The conservative movement does this to the media by taking a position very, very far to the right, or something that is outlandishly false. Take global warming. The conservative movement's position is that "Global warming is a lie made up by leftists who want to destroy capitalism."
Now, this is blatantly stupid. But the media is so afraid of being called "liberal," or "biased," that they treat this like a legitimate position. They do stories that say, well here's Guy from the Left saying global warming is real. Here is Guy from the Right saying global warming is false.
So, even though 99 percent of scientists agree that global warming caused by humans is real, you could watch a bunch of news reports about it and come away thinking it is 50-50. The conservatives KNOW that the media is not going to call them on it, because if they do, they'll put on the talking heads to cry bias.
Paul Ryan and Mitt Romney know good and well they can get up there and lie like rugs, and the media isn't going to call them on it. They know that the media, just like this reporter, doesn't have the guts to say one guy is right on this or that issue, and the other guy is wrong. Just like this reporter, they try to play it lazy and "unbiased" by focusing on some pointless conflict like "Who was nice? Who was rude?" as if that matters. If you're already ideologically predisposed to side with Ryan, nothing in the media is going to challenge that.

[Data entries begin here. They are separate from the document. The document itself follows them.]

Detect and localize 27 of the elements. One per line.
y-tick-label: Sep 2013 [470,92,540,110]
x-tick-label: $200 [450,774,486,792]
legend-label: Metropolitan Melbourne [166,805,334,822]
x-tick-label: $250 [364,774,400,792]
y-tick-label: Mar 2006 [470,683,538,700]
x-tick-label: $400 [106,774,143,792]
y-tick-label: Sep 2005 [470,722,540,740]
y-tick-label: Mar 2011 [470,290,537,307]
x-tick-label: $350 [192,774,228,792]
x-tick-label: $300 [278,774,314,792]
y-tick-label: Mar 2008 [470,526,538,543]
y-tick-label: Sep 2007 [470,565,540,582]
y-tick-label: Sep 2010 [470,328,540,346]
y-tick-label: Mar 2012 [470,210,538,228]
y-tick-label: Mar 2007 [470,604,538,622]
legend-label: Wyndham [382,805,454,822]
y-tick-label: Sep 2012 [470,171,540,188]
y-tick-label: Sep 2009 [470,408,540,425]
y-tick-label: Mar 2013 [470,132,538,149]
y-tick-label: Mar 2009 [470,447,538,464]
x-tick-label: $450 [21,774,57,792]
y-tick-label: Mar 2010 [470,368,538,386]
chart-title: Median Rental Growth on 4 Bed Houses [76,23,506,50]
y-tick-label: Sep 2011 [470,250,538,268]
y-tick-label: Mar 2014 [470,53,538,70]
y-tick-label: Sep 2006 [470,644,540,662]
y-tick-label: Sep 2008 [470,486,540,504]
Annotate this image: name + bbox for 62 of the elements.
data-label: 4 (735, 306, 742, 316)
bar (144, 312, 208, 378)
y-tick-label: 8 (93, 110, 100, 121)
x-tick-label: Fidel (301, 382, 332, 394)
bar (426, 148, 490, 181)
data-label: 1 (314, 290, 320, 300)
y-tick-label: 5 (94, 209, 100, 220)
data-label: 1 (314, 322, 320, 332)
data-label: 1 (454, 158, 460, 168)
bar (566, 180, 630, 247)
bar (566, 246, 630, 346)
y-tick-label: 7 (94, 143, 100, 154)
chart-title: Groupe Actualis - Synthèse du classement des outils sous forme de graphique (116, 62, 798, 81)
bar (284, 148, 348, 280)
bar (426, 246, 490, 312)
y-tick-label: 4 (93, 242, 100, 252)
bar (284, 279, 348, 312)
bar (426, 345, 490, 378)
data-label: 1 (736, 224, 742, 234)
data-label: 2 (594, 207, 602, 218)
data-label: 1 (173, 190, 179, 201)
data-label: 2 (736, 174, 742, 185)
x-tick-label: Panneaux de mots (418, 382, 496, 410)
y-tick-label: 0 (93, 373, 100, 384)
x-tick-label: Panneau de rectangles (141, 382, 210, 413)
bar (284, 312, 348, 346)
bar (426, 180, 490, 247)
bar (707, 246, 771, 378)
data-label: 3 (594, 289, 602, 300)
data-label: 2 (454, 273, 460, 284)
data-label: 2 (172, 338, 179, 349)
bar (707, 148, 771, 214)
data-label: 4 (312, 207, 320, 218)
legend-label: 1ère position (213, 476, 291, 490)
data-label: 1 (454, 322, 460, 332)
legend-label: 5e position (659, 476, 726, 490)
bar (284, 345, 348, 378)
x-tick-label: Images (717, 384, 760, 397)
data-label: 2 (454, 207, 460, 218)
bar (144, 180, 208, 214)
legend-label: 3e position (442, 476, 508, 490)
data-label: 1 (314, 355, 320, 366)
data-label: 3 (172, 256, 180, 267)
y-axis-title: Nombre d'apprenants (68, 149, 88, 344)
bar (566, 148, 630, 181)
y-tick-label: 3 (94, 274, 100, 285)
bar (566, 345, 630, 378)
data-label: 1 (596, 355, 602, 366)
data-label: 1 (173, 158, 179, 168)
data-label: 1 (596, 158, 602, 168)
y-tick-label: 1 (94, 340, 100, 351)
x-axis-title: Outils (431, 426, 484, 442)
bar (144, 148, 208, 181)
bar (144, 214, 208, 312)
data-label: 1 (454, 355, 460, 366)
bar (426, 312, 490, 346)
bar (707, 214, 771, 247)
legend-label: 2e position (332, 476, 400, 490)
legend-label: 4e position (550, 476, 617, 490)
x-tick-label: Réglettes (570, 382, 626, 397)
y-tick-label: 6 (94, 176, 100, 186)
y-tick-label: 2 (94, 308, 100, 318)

Instead of a so-called "fair and balanced" approach where reporters simply pass on whatever garbage comes out of someone's mouth, we need reporters who actually say: "Guy on the Left says the sky is green. Guy on the Right says sky is red. Well, as a reporter I went and looked outside, and let me tell you, ladies and gentlemen, the sky is blue."
GrumpyGus 7 months, 1 week ago
Modern debates are meaningless. Gentlemen would not need a moderator, rather only a gentlemens' agreement to speak in turn. Moderators slant the questions rather than give the debater freedom to express what they think. We deserve to know what they think, unfiltered. Check out the G.K. Chesterton / G.B. Shaw debate if you want to see how gentlemen debate.
tonto_goldberg 7 months, 1 week ago
I think we have all observed there's a serious shortage of gentlemen in politics lately, or probably anywhere else in life.
As to your suggestion - we recently had a vice presidential candidate who expressed her own views regardless of what question the moderator asked or what her campaign staff advised. She was blunt in insisting on "talking to the American people". We heard from her own mouth virtually everything she thought, unfiltered. Some people liked that.
spelchek 7 months, 1 week ago
Couldn't agree more. Given the chance to explain budgetary stances in terms of numbers and consequences, Ryan would have been (and is) masterful. Biden would have been stumped and probably threw his party under the bus again by reminding us all of the tough times the last four years have brought. God forbid anything happen to Obama and be left with malarkey.